On Sun, 16 Dec 2012, hanfeng QIN wrote:

I am sorry for that we have diverse opinions. I think firstly you should refer to this paper to understand the simulation methodology I mentioned.


I don't think you have any opinion. If you had one, you would clearly stated why you believe the experiment you want to conduct makes sense. You are just trying to do what some one else has done.

Zhan, D. Locality & Utility Co-optimization for Practical Capacity Management of Shared Last Level Caches. ICS'12

Since you know whose methodology you are trying to replicate, it is advisable that you contact the author(s) directly as to what exactly they did. In fact, since the author(s) used M5 simulator, it should be straight forward to replicate the changes that might have been made to the simulator.


For your convenience, I extract the simulation methodology here.

"In the experiments, all threads under a given workload are executed starting from a checkpoint that has already had the first 10 billion instructions

It is not clear whether the 10 billion instructions is the sum over all the threads, or that each individual thread had executed 10 billion instructions.

bypassed. They are cache-warmed with 1 billion instructions and then

Again, it is not clear if 1 billion instructions is across all threads, or for an individual thread.

simulated in detail until all threads finish another 1 billion instructions. Performance statistics are reported for a thread when it reaches 1 billion instructions. If one thread completes the 1 billion instructions before others, it continues to run so as to still compete for the SLLC capacity, but its extra instructions are not taken into account in the final performance report. This is in conformation with the standard practice in CMP cache research"

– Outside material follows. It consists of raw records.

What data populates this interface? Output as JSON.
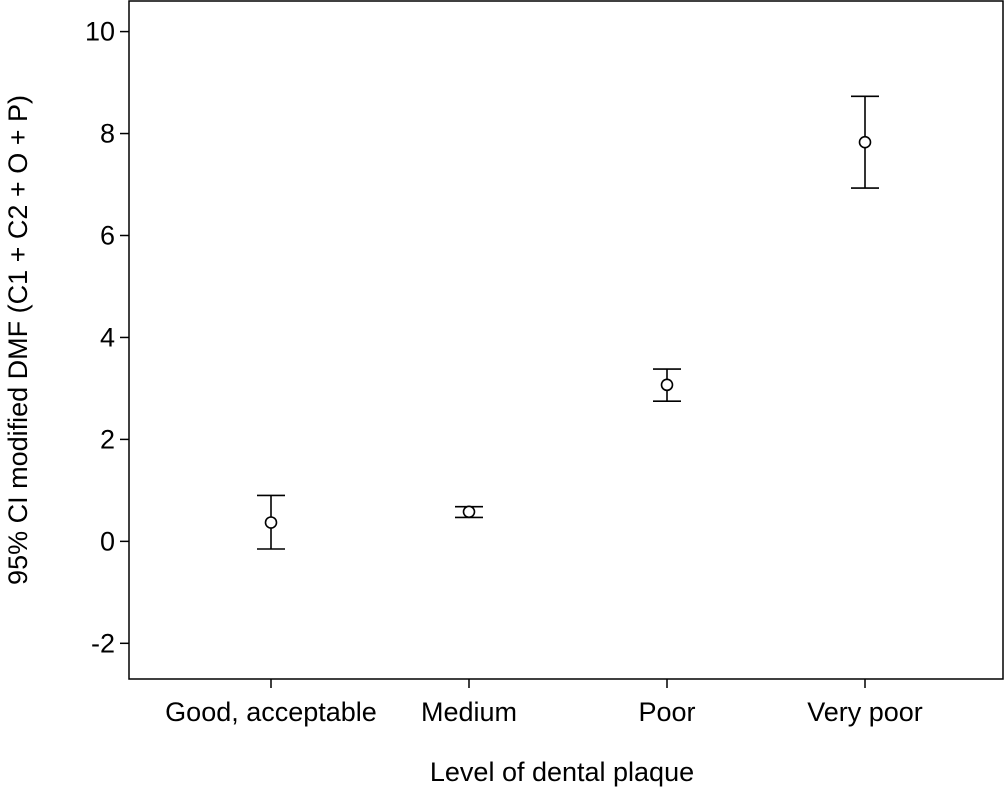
{
  "chart_data": {
    "type": "scatter",
    "xlabel": "Level of dental plaque",
    "ylabel": "95% CI modified DMF (C1 + C2 + O + P)",
    "categories": [
      "Good, acceptable",
      "Medium",
      "Poor",
      "Very poor"
    ],
    "means": [
      0.37,
      0.58,
      3.07,
      7.83
    ],
    "ci_lower": [
      -0.15,
      0.47,
      2.75,
      6.93
    ],
    "ci_upper": [
      0.9,
      0.68,
      3.38,
      8.73
    ],
    "ylim": [
      -2.7,
      10.6
    ],
    "yticks": [
      -2,
      0,
      2,
      4,
      6,
      8,
      10
    ],
    "ytick_labels": [
      "-2",
      "0",
      "2",
      "4",
      "6",
      "8",
      "10"
    ],
    "grid": false,
    "colors": {
      "marker": "#000000",
      "axis": "#000000"
    }
  }
}
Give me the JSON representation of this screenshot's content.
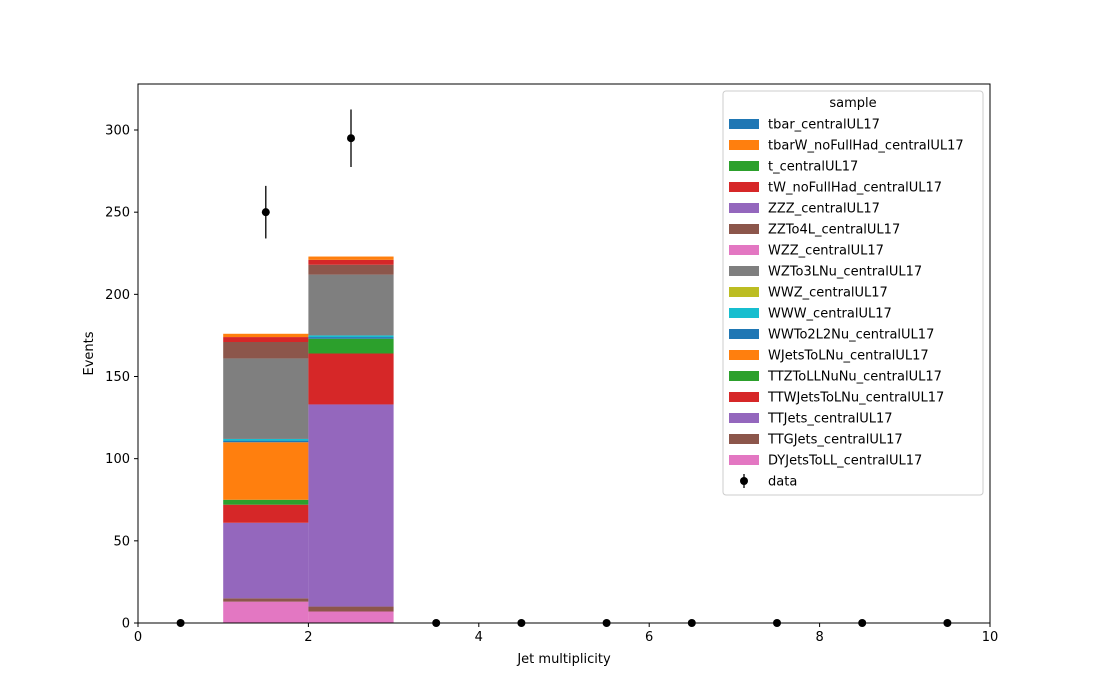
{
  "chart_data": {
    "type": "bar",
    "stacked": true,
    "xlabel": "Jet multiplicity",
    "ylabel": "Events",
    "xlim": [
      0,
      10
    ],
    "ylim": [
      0,
      328
    ],
    "x_ticks": [
      0,
      2,
      4,
      6,
      8,
      10
    ],
    "y_ticks": [
      0,
      50,
      100,
      150,
      200,
      250,
      300
    ],
    "grid": false,
    "legend_title": "sample",
    "legend_position": "top-right",
    "bins": [
      [
        1,
        2
      ],
      [
        2,
        3
      ]
    ],
    "series": [
      {
        "name": "DYJetsToLL_centralUL17",
        "color": "#e377c2",
        "values": [
          13,
          7
        ]
      },
      {
        "name": "TTGJets_centralUL17",
        "color": "#8c564b",
        "values": [
          2,
          3
        ]
      },
      {
        "name": "TTJets_centralUL17",
        "color": "#9467bd",
        "values": [
          46,
          123
        ]
      },
      {
        "name": "TTWJetsToLNu_centralUL17",
        "color": "#d62728",
        "values": [
          11,
          31
        ]
      },
      {
        "name": "TTZToLLNuNu_centralUL17",
        "color": "#2ca02c",
        "values": [
          3,
          9
        ]
      },
      {
        "name": "WJetsToLNu_centralUL17",
        "color": "#ff7f0e",
        "values": [
          35,
          0
        ]
      },
      {
        "name": "WWTo2L2Nu_centralUL17",
        "color": "#1f77b4",
        "values": [
          1,
          1
        ]
      },
      {
        "name": "WWW_centralUL17",
        "color": "#17becf",
        "values": [
          1,
          1
        ]
      },
      {
        "name": "WWZ_centralUL17",
        "color": "#bcbd22",
        "values": [
          0,
          0
        ]
      },
      {
        "name": "WZTo3LNu_centralUL17",
        "color": "#7f7f7f",
        "values": [
          49,
          37
        ]
      },
      {
        "name": "WZZ_centralUL17",
        "color": "#e377c2",
        "values": [
          0,
          0
        ]
      },
      {
        "name": "ZZTo4L_centralUL17",
        "color": "#8c564b",
        "values": [
          10,
          6
        ]
      },
      {
        "name": "ZZZ_centralUL17",
        "color": "#9467bd",
        "values": [
          0,
          0
        ]
      },
      {
        "name": "tW_noFullHad_centralUL17",
        "color": "#d62728",
        "values": [
          3,
          3
        ]
      },
      {
        "name": "t_centralUL17",
        "color": "#2ca02c",
        "values": [
          0,
          0
        ]
      },
      {
        "name": "tbarW_noFullHad_centralUL17",
        "color": "#ff7f0e",
        "values": [
          2,
          2
        ]
      },
      {
        "name": "tbar_centralUL17",
        "color": "#1f77b4",
        "values": [
          0,
          0
        ]
      }
    ],
    "legend_order": [
      "tbar_centralUL17",
      "tbarW_noFullHad_centralUL17",
      "t_centralUL17",
      "tW_noFullHad_centralUL17",
      "ZZZ_centralUL17",
      "ZZTo4L_centralUL17",
      "WZZ_centralUL17",
      "WZTo3LNu_centralUL17",
      "WWZ_centralUL17",
      "WWW_centralUL17",
      "WWTo2L2Nu_centralUL17",
      "WJetsToLNu_centralUL17",
      "TTZToLLNuNu_centralUL17",
      "TTWJetsToLNu_centralUL17",
      "TTJets_centralUL17",
      "TTGJets_centralUL17",
      "DYJetsToLL_centralUL17"
    ],
    "data": {
      "name": "data",
      "color": "#000000",
      "x": [
        0.5,
        1.5,
        2.5,
        3.5,
        4.5,
        5.5,
        6.5,
        7.5,
        8.5,
        9.5
      ],
      "y": [
        0,
        250,
        295,
        0,
        0,
        0,
        0,
        0,
        0,
        0
      ],
      "yerr": [
        0,
        16,
        17.5,
        0,
        0,
        0,
        0,
        0,
        0,
        0
      ]
    }
  }
}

From this paragraph, I can infer that each thread would have executed 1
billion instructions after the cache warm-up phase. After reading the section 5.4 from the thesis of the author named above, it seems to me that when a hardware thread completed a billion instructions for the first time, he noted the IPC for that thread. Finally, these recorded IPCs were summed up and used for comparison of different cache replacement policies.


For the 1st question, I do not insist on exactly N3 instructions at all. Actually, it is not possible to count exact instruction numbers. But to keep consistent with the above simulation methodology, I have to enforce each core execute at least N3 instructions. I reviewed the currentl implementation of the option '-I' in configs/common/Simulation.py and src/cpu/base.cc. It just passed the '-I' value to cpu[i].MAX_INSTS_ANY_THREAD. In this case it only guarantees that it exits the simulation if one core commits N3 instructions no matter how many instructions retired from the other cores.

For the 2nd question, considering that some programs may finish N3 instruction before the others, if we only run total N3 instruction for whole programs and report stats after N3 instructions, I don't think the stats can mirror the real impact of shared resource contention since during some phases no contention exists at all. On the other hand, by enforcing every program enforced to run N3 * 2 instructions, we have the chance to report stats after the first N3 instructions thus the stats can reflect the impact due to shared resource contention.

Of course, I think the above simulation methodology still has pitfalls. For some program with short lifetime, even executed N3 * 2 instructions, we still can not guarantee it will contend shared resource with other programs.

I implement this methodology in gem5. For M multiprogrammed workload, it dumps (M + 1) stats as expected. But now I do not obtain the dump order to extract core information. E.g., if the dump order is c1->c2->c0->c3, then we get stats related to c0 in the 1st dump and that to c2 in the 2nd dump and so on. Here we must note that the stats dump order mirrors the order in which every program finishes N3 instructions.



It is not too hard to print when a thread has executed a billion instructions.